Marketing asks it. Sales leadership asks it. Post-sales asks it. Customer success asks it.
Everyone has an answer. They’re just… different.
Features. Outcomes. A platform. A partnership. A roadmap.
That’s not a messaging problem. That’s a decision problem.
Why This Question Keeps Showing Up
In theory, this should be easy.
The deal closed. Money changed hands. Someone decided to buy something.
But in reality, many deals close without a clear, shared understanding of:
- what decision the customer actually made
- what problem they committed to solving
- what changes because of the purchase
John McMahon warned about this years ago.
Deals that aren’t anchored in a real customer decision don’t fail immediately.
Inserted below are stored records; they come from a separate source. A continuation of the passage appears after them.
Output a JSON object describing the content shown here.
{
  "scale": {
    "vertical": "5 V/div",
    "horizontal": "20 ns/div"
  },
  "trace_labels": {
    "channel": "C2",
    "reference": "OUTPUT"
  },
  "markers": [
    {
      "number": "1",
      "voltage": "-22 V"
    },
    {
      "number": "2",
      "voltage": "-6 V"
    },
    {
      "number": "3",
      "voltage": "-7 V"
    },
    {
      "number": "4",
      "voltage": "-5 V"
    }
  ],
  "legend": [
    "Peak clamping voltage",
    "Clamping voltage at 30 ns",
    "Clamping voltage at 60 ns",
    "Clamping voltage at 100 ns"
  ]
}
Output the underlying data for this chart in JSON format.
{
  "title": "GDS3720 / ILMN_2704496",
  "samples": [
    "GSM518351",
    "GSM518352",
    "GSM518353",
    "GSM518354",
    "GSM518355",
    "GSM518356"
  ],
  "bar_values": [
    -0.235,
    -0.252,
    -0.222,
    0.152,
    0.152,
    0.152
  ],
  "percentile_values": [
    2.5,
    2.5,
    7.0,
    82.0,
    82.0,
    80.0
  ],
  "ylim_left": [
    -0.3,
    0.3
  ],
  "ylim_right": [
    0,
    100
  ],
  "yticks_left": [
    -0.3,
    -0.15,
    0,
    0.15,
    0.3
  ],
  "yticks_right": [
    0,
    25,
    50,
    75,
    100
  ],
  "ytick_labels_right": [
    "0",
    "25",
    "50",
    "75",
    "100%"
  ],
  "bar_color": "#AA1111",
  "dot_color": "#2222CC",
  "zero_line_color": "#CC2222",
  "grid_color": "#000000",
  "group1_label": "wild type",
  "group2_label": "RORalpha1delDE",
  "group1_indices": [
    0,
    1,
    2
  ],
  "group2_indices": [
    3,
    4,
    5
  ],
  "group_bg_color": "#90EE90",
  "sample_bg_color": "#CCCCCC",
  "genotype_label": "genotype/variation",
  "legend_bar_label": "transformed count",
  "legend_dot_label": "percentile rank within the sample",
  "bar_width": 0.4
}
They drift.
Urgency fades. Stakeholders disengage. Value gets renegotiated. Renewals get shaky before onboarding even finishes.
And weeks later, the question comes back: “Wait… what did we actually sell?”
What Was Sold vs. What Was Decided
Most teams confuse interest with commitment.
A customer liking a demo is not a decision. Agreeing to a pilot is not a decision. Saying “this looks promising” is not a decision.
A real sale happens when the customer decides:
- this problem must be solved
- now, not later
- with this approach
- even if it’s uncomfortable
If you can’t articulate that decision clearly, the deal isn’t solid yet — even if it closed.
Why This Breaks Forecasts Later
When the decision is fuzzy:
- urgency disappears
- deals slip between quarters
- expansion depends on heroics
- churn shows up “unexpectedly”
From the outside, it looks like execution failure. From the inside, it’s a qualification miss.
The forecast didn’t lie. It just reflected a deal that was never fully real.
The Better Question to Ask
Instead of:
“What did we sell?”
Ask:
“What decision did the customer make, and what changed because of it?”
If that answer isn’t crisp, shared, and repeatable across teams, the deal isn’t done yet — it’s just documented.
And that’s where most revenue problems actually start.